To address this, Forms watches for power saving mode and immediately moves all animations to their end state and finishes their Tasks. That's why your await is returning immediately. If we did not do that, any animations that attempted to run while the device was in power saving mode would hang; the awaited code would never return.

Your original code (as posted) makes the (incorrect) assumption that it will be giving up control of the main thread in between ValueAnimator updates, allowing the rest of your application to run. Since the awaited code returns immediately, there's no opportunity for any other work to be done.

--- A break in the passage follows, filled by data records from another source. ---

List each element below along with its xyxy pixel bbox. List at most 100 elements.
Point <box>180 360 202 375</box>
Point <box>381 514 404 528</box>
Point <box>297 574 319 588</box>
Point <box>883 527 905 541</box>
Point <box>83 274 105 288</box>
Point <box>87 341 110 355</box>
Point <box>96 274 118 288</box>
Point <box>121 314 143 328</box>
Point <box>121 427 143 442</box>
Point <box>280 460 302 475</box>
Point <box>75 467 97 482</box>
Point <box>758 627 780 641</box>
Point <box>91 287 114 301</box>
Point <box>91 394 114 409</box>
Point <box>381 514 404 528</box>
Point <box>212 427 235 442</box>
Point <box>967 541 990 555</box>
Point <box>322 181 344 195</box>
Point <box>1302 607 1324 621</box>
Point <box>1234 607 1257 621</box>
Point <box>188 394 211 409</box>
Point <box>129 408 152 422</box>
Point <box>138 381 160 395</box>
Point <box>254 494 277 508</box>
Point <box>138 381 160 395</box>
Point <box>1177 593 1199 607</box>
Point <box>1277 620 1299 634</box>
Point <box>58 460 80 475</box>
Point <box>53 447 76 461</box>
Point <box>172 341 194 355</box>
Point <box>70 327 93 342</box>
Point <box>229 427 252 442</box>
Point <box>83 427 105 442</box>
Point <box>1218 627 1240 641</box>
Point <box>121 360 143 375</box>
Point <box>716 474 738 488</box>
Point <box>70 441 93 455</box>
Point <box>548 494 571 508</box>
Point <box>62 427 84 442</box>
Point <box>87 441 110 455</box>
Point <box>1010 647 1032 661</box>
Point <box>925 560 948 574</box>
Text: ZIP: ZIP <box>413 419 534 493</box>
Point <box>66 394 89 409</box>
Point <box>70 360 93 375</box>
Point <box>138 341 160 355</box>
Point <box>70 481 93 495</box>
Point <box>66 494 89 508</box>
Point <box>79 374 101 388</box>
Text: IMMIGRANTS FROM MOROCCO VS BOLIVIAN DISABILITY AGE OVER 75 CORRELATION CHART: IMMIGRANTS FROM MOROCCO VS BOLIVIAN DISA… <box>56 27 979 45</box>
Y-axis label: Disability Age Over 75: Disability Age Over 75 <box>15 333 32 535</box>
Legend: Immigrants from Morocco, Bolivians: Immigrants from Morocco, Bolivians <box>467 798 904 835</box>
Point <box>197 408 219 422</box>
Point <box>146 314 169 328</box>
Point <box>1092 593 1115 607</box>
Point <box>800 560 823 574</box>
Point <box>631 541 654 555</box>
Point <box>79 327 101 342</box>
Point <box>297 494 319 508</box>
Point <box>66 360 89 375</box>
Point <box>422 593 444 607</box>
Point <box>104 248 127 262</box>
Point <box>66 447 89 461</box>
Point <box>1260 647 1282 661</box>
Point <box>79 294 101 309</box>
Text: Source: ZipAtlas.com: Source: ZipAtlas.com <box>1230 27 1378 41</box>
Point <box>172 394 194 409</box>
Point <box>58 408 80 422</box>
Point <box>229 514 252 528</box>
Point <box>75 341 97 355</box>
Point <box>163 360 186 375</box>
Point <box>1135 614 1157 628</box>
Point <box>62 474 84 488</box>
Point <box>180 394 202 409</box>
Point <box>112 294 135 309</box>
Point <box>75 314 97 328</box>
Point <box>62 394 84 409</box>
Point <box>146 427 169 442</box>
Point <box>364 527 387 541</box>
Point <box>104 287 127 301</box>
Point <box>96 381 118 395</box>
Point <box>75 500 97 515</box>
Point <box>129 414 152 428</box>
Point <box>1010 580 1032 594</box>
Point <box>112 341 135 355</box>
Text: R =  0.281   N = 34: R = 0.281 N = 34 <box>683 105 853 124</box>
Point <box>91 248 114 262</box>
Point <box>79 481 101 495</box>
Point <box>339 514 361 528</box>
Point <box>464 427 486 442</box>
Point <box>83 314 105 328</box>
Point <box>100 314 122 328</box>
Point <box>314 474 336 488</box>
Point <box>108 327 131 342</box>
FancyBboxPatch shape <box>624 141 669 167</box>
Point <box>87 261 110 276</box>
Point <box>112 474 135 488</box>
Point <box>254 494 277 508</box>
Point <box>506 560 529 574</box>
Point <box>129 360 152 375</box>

PureWeen commented 4 years ago

Similar conversation here https://github.com/xamarin/Xamarin.Forms/issues/7500#issuecomment-538601670

wojciech-kulik commented 4 years ago

@hartez it's not true about animations in power-saving mode. They work properly in power-saving mode, otherwise, user experience would be quite poor if all animations would be disabled. Check out my workaround with the custom renderer. It uses native animation and it works in power-saving mode.

I can agree that returning immediately when an animation is not triggered makes sense. However, I think it will lead many developers to issue similar to mine which takes weeks to debug. It's enough to run a loop like mine for about one second to hang the whole application.

Google for "Xamarin.Forms infinite animation", all posts recommend using while loop and probably many people use this way to provide such animation which means that many people have this issue and they don't know about it or are not able to fix it. It freezes main thread, therefore there is no crash, no crash report in crashlytics and nothing meaningful in system logs, also it's super hard to figure out that power-saving mode is the root cause here.

I recommend the same solutions as @BioTurboNick in #7500 to return at least Task.Delay instead of instant return. However, the real solution to me would be moving from ValueAnimator to RotateAnimation, this way animation would also work in power-saving mode.

Regarding the link that you provided to ValueAnimator. Please see that ValueAnimator inherits from Animator which is probably dedicated for more resource-consuming animations. Regular UI animations like RotateAnimation inherit from Animation, they don't have property areAnimatorsEnabled and they all work in power-saving mode. Also Animation is in namespace related to UI android.view and Animator is just in android which may suggest its intended usage. However, as usual, Android documentation is quite poor and there is no explanation about that.

Anyway, I've never observed apps that stop basic small animations in power-saving mode. Imagine activity indicator not spinning in power-saving mode. The user experience would be terrible.

hartez commented 4 years ago

@wojciech-kulik I think we've got a plan to address this, see https://github.com/xamarin/Xamarin.Forms/issues/7500#issuecomment-552153036

wojciech-kulik commented 4 years ago

@hartez Great to hear! I'm looking forward to the updated version :)

AlonRom commented 4 years ago

@wojciech-kulik I have the same issue, do you have a full example using this renderer? or a better solution? It happened to me 1 time on iPhone device with "Low Battery Mode" but I can reproduce in Samsung devices all the time.

wojciech-kulik commented 4 years ago

@AlonRom hi, here is code causing the issue in my case: https://github.com/xamarin/Xamarin.Forms/issues/8382#issue-517812411

and here is a solution I created: https://github.com/xamarin/Xamarin.Forms/issues/8382#issuecomment-549959729

It uses built-in animation which repeats instead of animation in a loop which freezes main thread in battery saving mode.

AlonRom commented 4 years ago

@wojciech-kulik thanks, do I have to use a renderer, can't we do at core level? Your solution is only for Android.

wojciech-kulik commented 4 years ago

This bug is on Android, so you don't need a solution for iOS. I don't know what is "core level". Everything is on this ticket. So read it carefully and figure out if this applies to your problem.

AlonRom commented 4 years ago

Actually it happened to us on iOS as well when the device was on "Low Battery Mode", but I agree it's not very common. Thanks anyway.